Почему? гневно спросила вечером бабушка у деда. Гнев был вызван в том числе тем, что в своем возмущении она оказалась одинока. От моих родителей ждать понимания не приходилось: папа хохотал, а мама сказала, что она ненавидит утренники и я могла бы читать там даже «Майн Кампф», хуже бы не стало. Почему ты выучил с ребенком именно это стихотворение?

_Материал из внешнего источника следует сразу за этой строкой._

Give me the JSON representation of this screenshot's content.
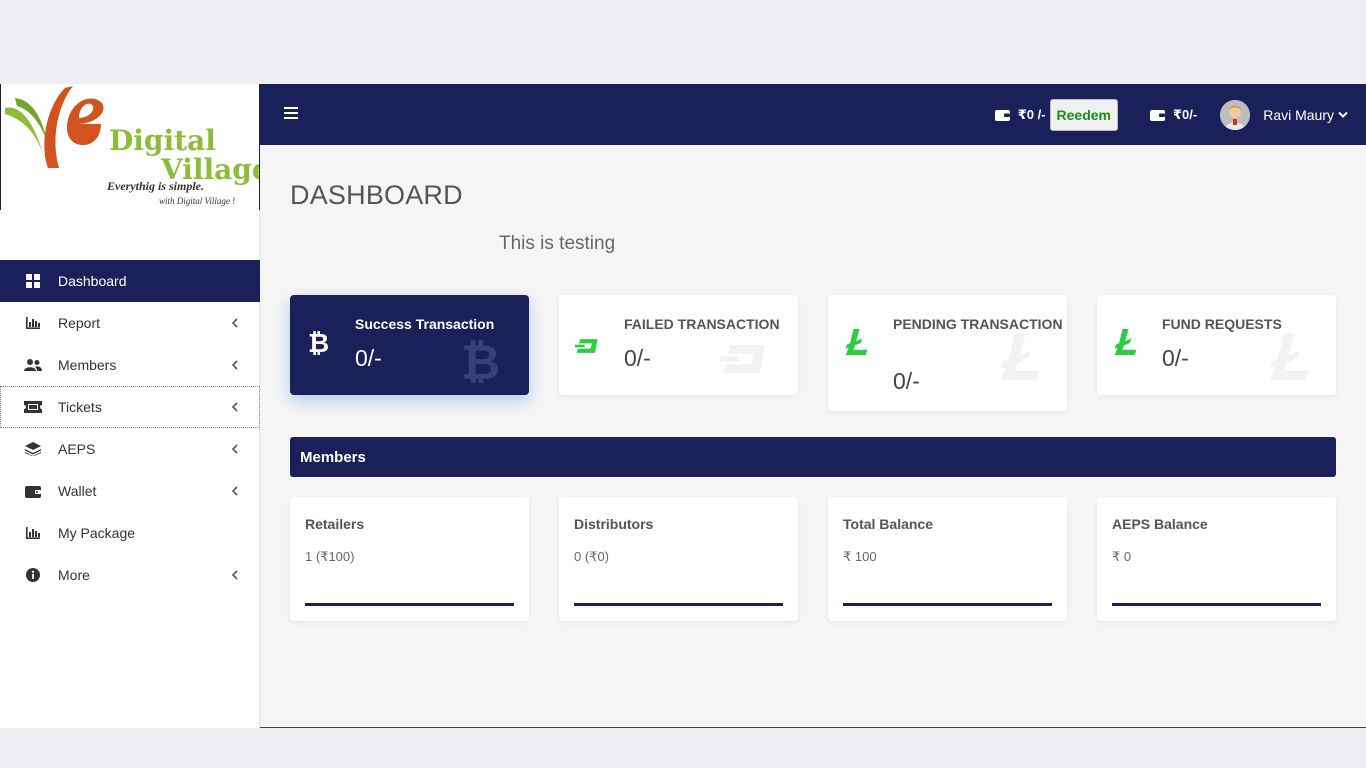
{
  "logo": {
    "brand_line1": "Digital",
    "brand_line2": "Village",
    "tagline": "Everythig is simple.",
    "subline": "with Digital Village !"
  },
  "sidebar": {
    "items": [
      {
        "label": "Dashboard",
        "icon": "dashboard-icon",
        "active": true
      },
      {
        "label": "Report",
        "icon": "bar-chart-icon"
      },
      {
        "label": "Members",
        "icon": "users-icon"
      },
      {
        "label": "Tickets",
        "icon": "ticket-icon"
      },
      {
        "label": "AEPS",
        "icon": "layers-icon"
      },
      {
        "label": "Wallet",
        "icon": "wallet-icon"
      },
      {
        "label": "My Package",
        "icon": "bar-chart-icon"
      },
      {
        "label": "More",
        "icon": "info-icon"
      }
    ]
  },
  "topbar": {
    "wallet1_amount": "₹0 /-",
    "redeem_label": "Reedem",
    "wallet2_amount": "₹0/-",
    "user_name": "Ravi Maury"
  },
  "page": {
    "title": "DASHBOARD",
    "notice": "This is testing"
  },
  "stats": [
    {
      "title": "Success Transaction",
      "value": "0/-",
      "icon": "bitcoin-icon"
    },
    {
      "title": "FAILED TRANSACTION",
      "value": "0/-",
      "icon": "dash-icon"
    },
    {
      "title": "PENDING TRANSACTION",
      "value": "0/-",
      "icon": "litecoin-icon"
    },
    {
      "title": "FUND REQUESTS",
      "value": "0/-",
      "icon": "litecoin-icon"
    }
  ],
  "members": {
    "header": "Members",
    "cards": [
      {
        "title": "Retailers",
        "value": "1 (₹100)"
      },
      {
        "title": "Distributors",
        "value": "0 (₹0)"
      },
      {
        "title": "Total Balance",
        "value": "₹ 100"
      },
      {
        "title": "AEPS Balance",
        "value": "₹ 0"
      }
    ]
  },
  "colors": {
    "brand_navy": "#1b1f5a",
    "icon_green": "#2ecc40",
    "redeem_text": "#1a8f1a",
    "logo_orange": "#d2531d",
    "logo_green": "#8cbc3a"
  }
}
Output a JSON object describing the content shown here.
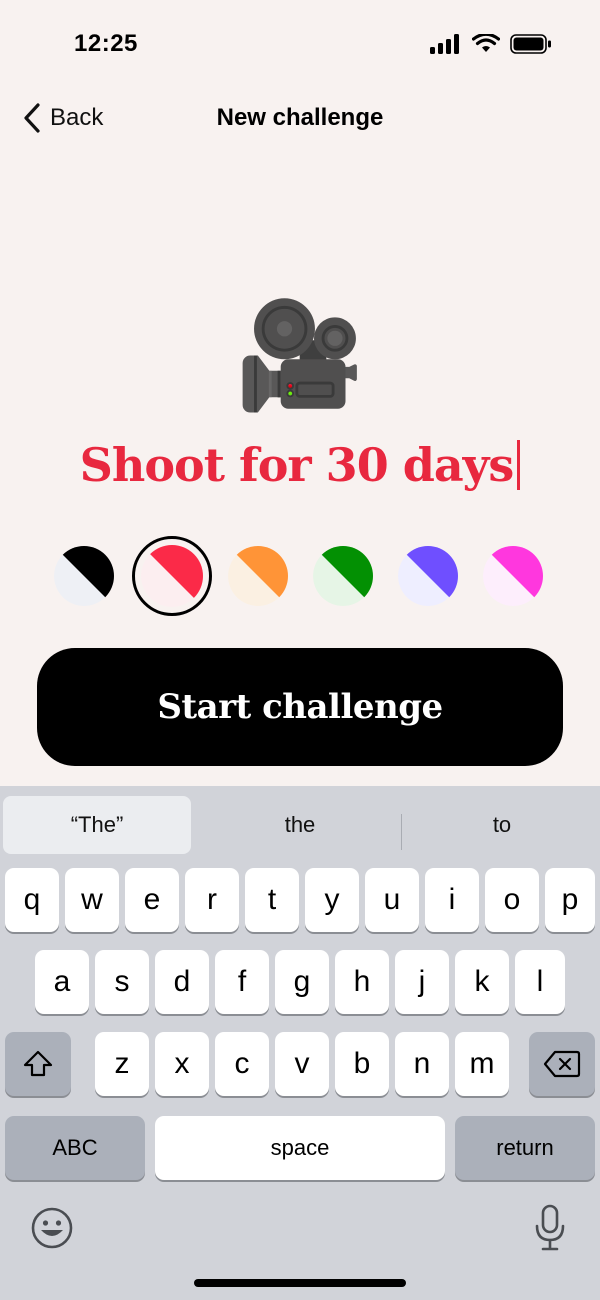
{
  "status_bar": {
    "time": "12:25"
  },
  "nav": {
    "back_label": "Back",
    "title": "New challenge"
  },
  "challenge": {
    "emoji": "🎥",
    "title": "Shoot for 30 days"
  },
  "swatches": [
    {
      "name": "black",
      "color": "#000000",
      "tint": "#eef0f5",
      "selected": false
    },
    {
      "name": "red",
      "color": "#fb2a48",
      "tint": "#fceef0",
      "selected": true
    },
    {
      "name": "orange",
      "color": "#ff9437",
      "tint": "#fbf0e2",
      "selected": false
    },
    {
      "name": "green",
      "color": "#039003",
      "tint": "#e6f5e6",
      "selected": false
    },
    {
      "name": "purple",
      "color": "#6f4fff",
      "tint": "#eeeeff",
      "selected": false
    },
    {
      "name": "pink",
      "color": "#ff37de",
      "tint": "#fdeefc",
      "selected": false
    }
  ],
  "start_button": {
    "label": "Start challenge"
  },
  "keyboard": {
    "suggestions": [
      "“The”",
      "the",
      "to"
    ],
    "row1": [
      "q",
      "w",
      "e",
      "r",
      "t",
      "y",
      "u",
      "i",
      "o",
      "p"
    ],
    "row2": [
      "a",
      "s",
      "d",
      "f",
      "g",
      "h",
      "j",
      "k",
      "l"
    ],
    "row3": [
      "z",
      "x",
      "c",
      "v",
      "b",
      "n",
      "m"
    ],
    "abc_label": "ABC",
    "space_label": "space",
    "return_label": "return"
  }
}
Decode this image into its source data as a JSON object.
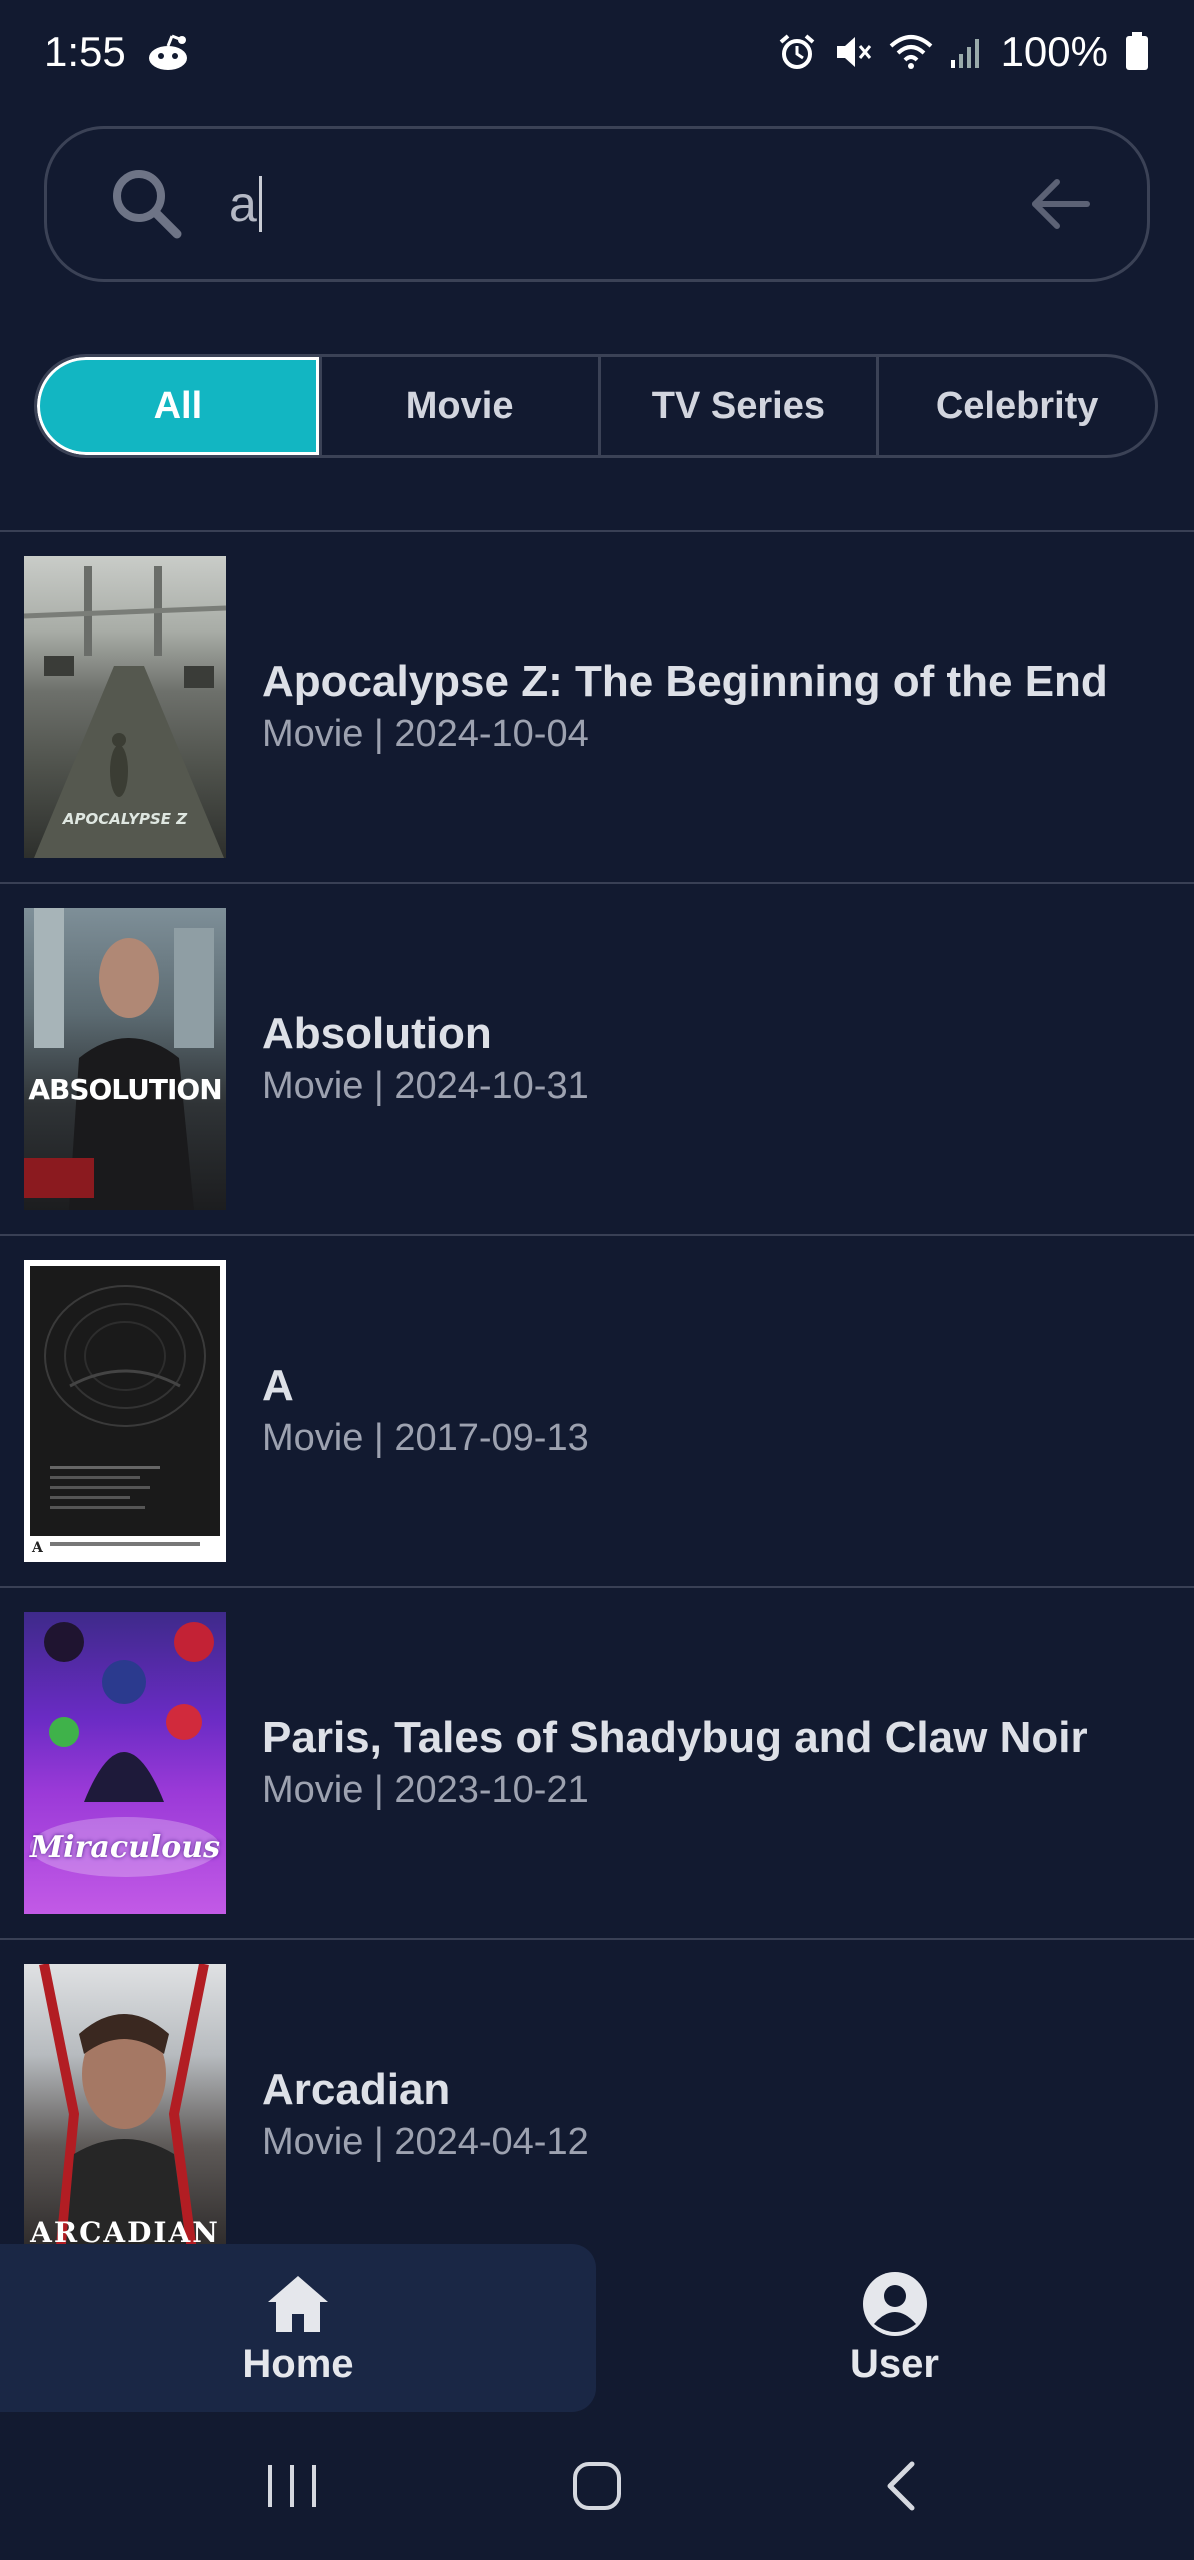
{
  "status_bar": {
    "time": "1:55",
    "battery": "100%",
    "icons": [
      "reddit-icon",
      "alarm-icon",
      "mute-icon",
      "wifi-icon",
      "signal-icon",
      "battery-icon"
    ]
  },
  "search": {
    "value": "a",
    "icons": [
      "search-icon",
      "back-arrow-icon"
    ]
  },
  "filters": {
    "tabs": [
      {
        "label": "All",
        "active": true
      },
      {
        "label": "Movie",
        "active": false
      },
      {
        "label": "TV Series",
        "active": false
      },
      {
        "label": "Celebrity",
        "active": false
      }
    ]
  },
  "results": [
    {
      "title": "Apocalypse Z: The Beginning of the End",
      "meta": "Movie | 2024-10-04",
      "poster_text": "APOCALYPSE Z"
    },
    {
      "title": "Absolution",
      "meta": "Movie | 2024-10-31",
      "poster_text": "ABSOLUTION"
    },
    {
      "title": "A",
      "meta": "Movie | 2017-09-13",
      "poster_text": "A"
    },
    {
      "title": "Paris, Tales of Shadybug and Claw Noir",
      "meta": "Movie | 2023-10-21",
      "poster_text": "Miraculous"
    },
    {
      "title": "Arcadian",
      "meta": "Movie | 2024-04-12",
      "poster_text": "ARCADIAN"
    }
  ],
  "bottom_nav": {
    "home_label": "Home",
    "user_label": "User"
  },
  "colors": {
    "background": "#121a30",
    "accent": "#12b6c2",
    "nav_active": "#1a2745"
  }
}
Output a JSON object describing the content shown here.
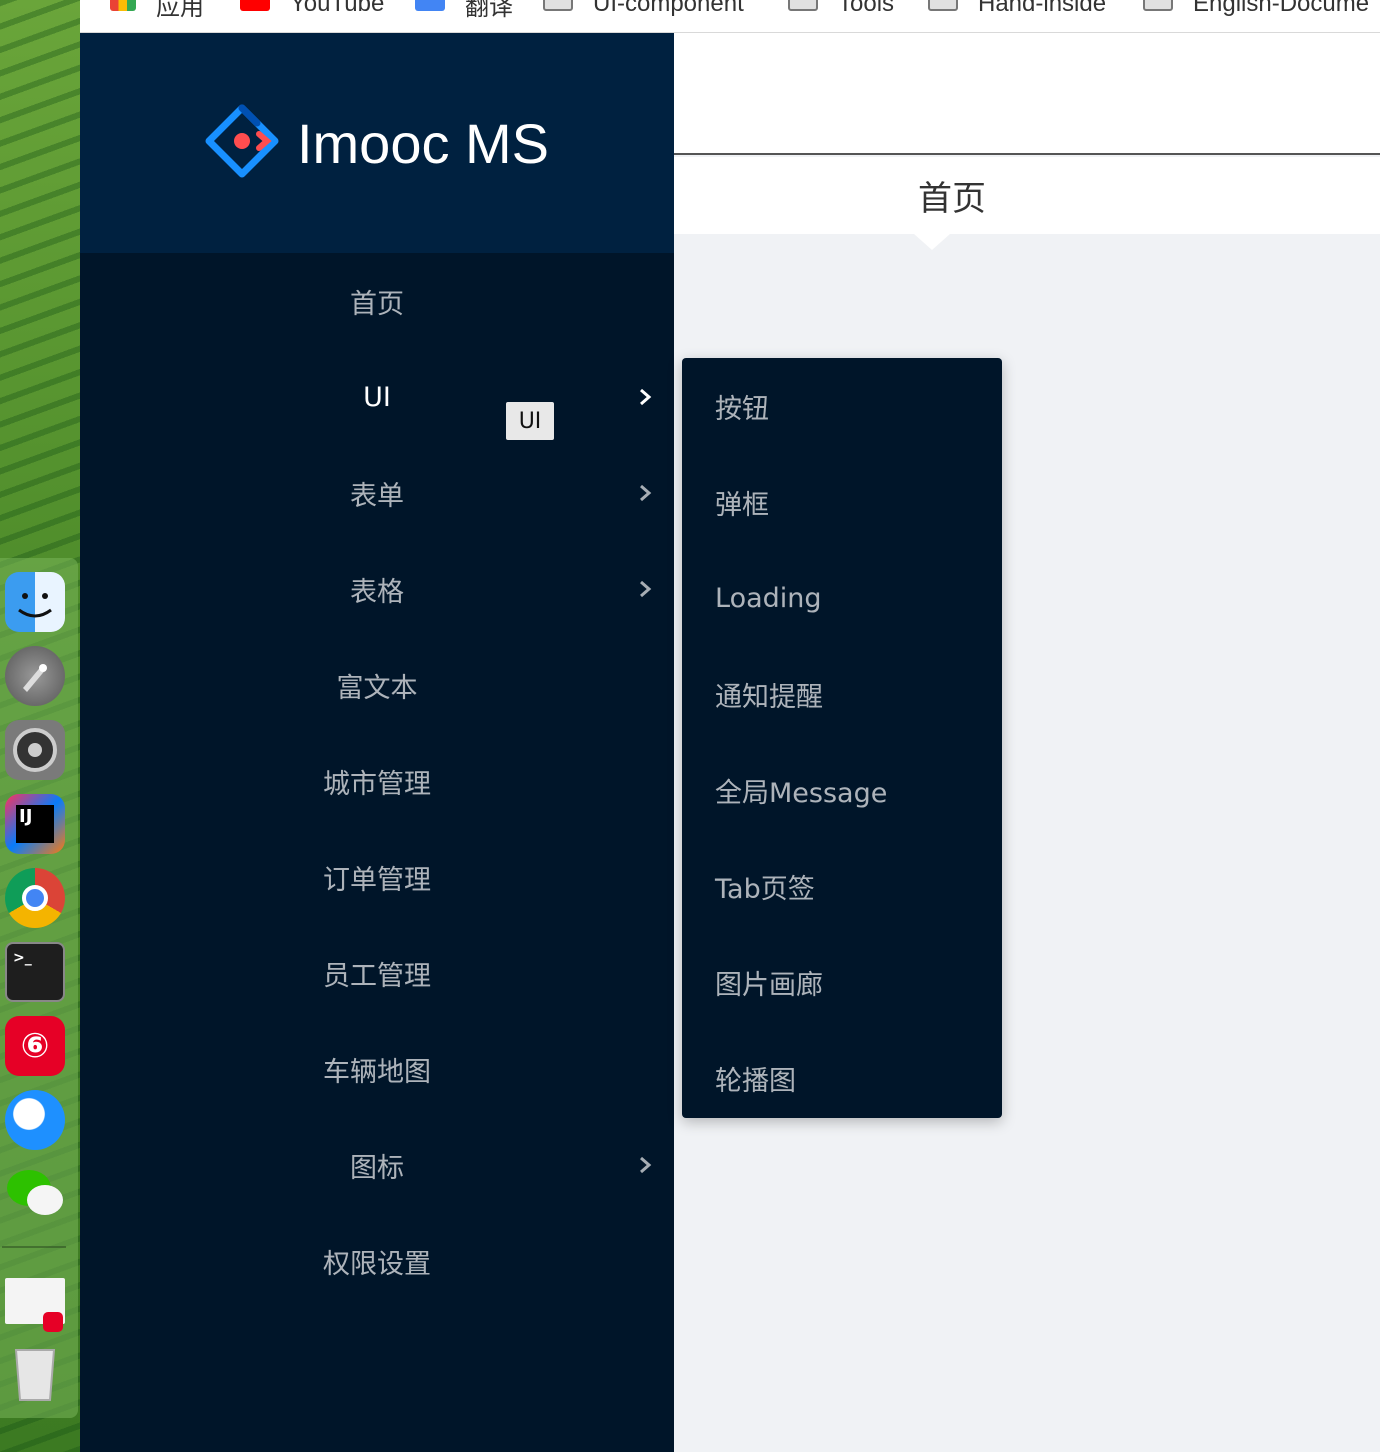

Потому что «Жука-антисемита» в одно лицо декламировать неудобно, с искренним сожалением сказал дедушка.
Звон
Сначала на подоконнике возникла муха с бородатыми ногами, затем, деликатно погудев, вошел в форточку шмель, и наконец на шторе обнаружилась дрожащая божья коровка. В ответ на предложение полететь-на-небо-принести-нам-хлеба обмочилась. Это паломничество насекомых наводит на мысль, что тепла еще долго не будет.
На улице толкается ветер. Пылевые смерчи носятся по тротуару, встречная собака колли парусит всем телом. И посреди летящих оберток, окурков, сухих листьев, обрывков рекламных листовок и пивных крышек стоит невозмутимый дворник и созерцает мусорную вакханалию. Идеальная модель для памятника освобожденному Сизифу: камень валяется под ногами, а плешивый Сизиф сворачивает самокрутку и беззлобно сплевывает на горный склон.
Пока рассматривала божью коровку, вспомнила, как один дедушкин знакомый перенес урологическую операцию и на вопросы о здоровье полюбил отвечать «струя крепчает!», чем вводил в смущение женщин-коллег. Продолжалось это до тех пор, пока его случайно не услышала жена.
Хоть что-то у тебя крепчает! прошипела она, и с тех пор коллега на вопросы о здоровье краснел и говорил, что спасибо, все хорошо, и шрам больше не тревожит, и вообще самочувствие отличное.